In room draw '98, upperclass students will have the option of living in the new $23 million dormitory Scully Hall, which boasts connecting singles and doubles with private baths – a perk limited to only a few dorms on campus.
Scheduled to open in fall 1998, Scully expects to hold 163 upperclass students in the sections constructed by that time. One section near Elm Drive and the fourth-floor penthouse that overlooks Poe Field will not be ready for residents at the beginning of the year, according to the 1998 Room Draw Guide.
Scully is the newest dorm since 1927-Clapp, which was built twelve years ago. The construction of Scully required the most money ever spent by the University on a campus dorm, said Dick Spies GS '72, vice president of finance and administration.
A "swing" dorm, Scully will serve as a replacement for Patton Hall, which will undergo an intense facelift, according to housing officials.
"I would expect it's going to be a popular dorm to live in," said Joseph Plaksa, assistant director of undergraduate housing.
"You guys are worth it," said Spies, who described Scully as one of most luxurious dorms on campus.
"It's got a room for a computer cluster and a laundry room on the first floor – rather than in a dungeon of a basement," Spies quipped in reference to most, if not all, laundry rooms on campus.
Many students look forward to the prospect of a newly-polished dorm without the typical fare of dustballs the gothic dorms may offer.
"I have allergies, so just the fact that it's going to be new and clean will be nice," Rose Kuhn '99 said.
Kuhn said she is hopeful about living with the comfort of private bath space.
"You don't have to walk up five flights of stairs and you don't share a bathroom with twelve other people like I do now," said Kuhn, who lives in Little Hall, a popular upperclass dorm.

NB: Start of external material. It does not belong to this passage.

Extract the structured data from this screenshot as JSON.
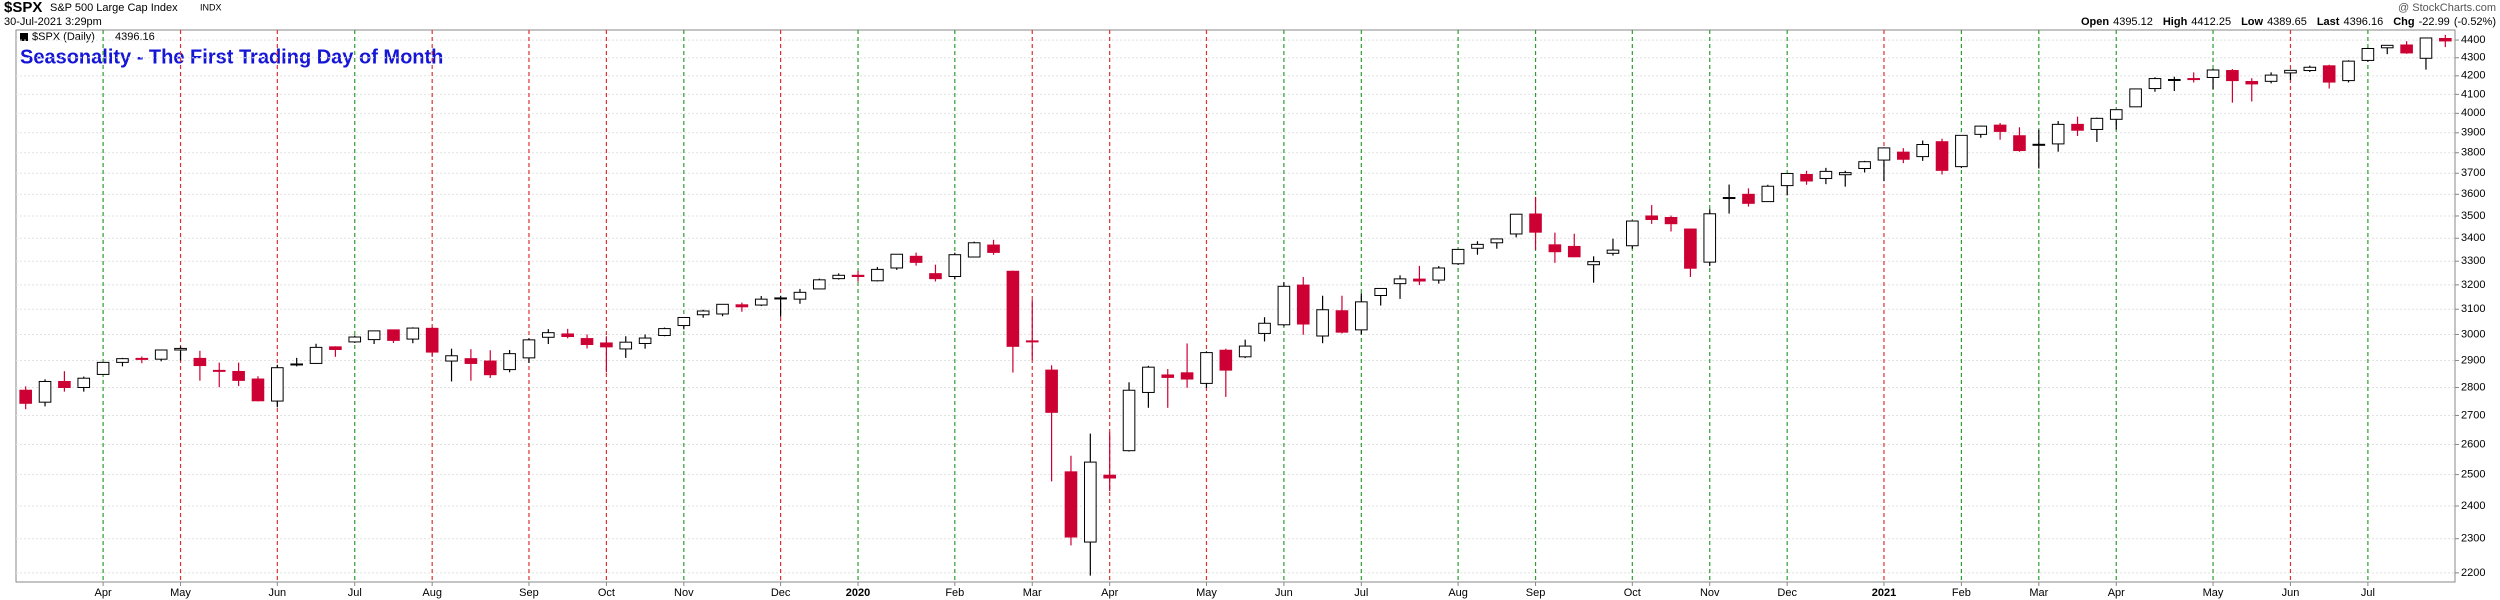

Although the location of Scully – adjacent to Lewis Thomas Laboratory and overlooking Poe Field – may seem like a drawback to some students, it actually represents convenience for a sizable number of students, particularly athletes and molecular biology majors.
Many upperclassmen are giving serious thought to Scully since it is not only close to the eating clubs, but also makes life more convenient for students like Jason Pariso '99, a baseball player.
"I love to hit at the batting cages, so it's a quick walk there," Pariso said.
One drawback to Scully will be the ongoing construction that will continue into September. The remaining construction includes painting, covering more floors and installing more toilet fixtures. Normal working hours for this construction will be from 7 a.m. to 3:30 p.m.
"There still will be some noise associated with that work, but they may finish by the end of the summer," Plaksa said.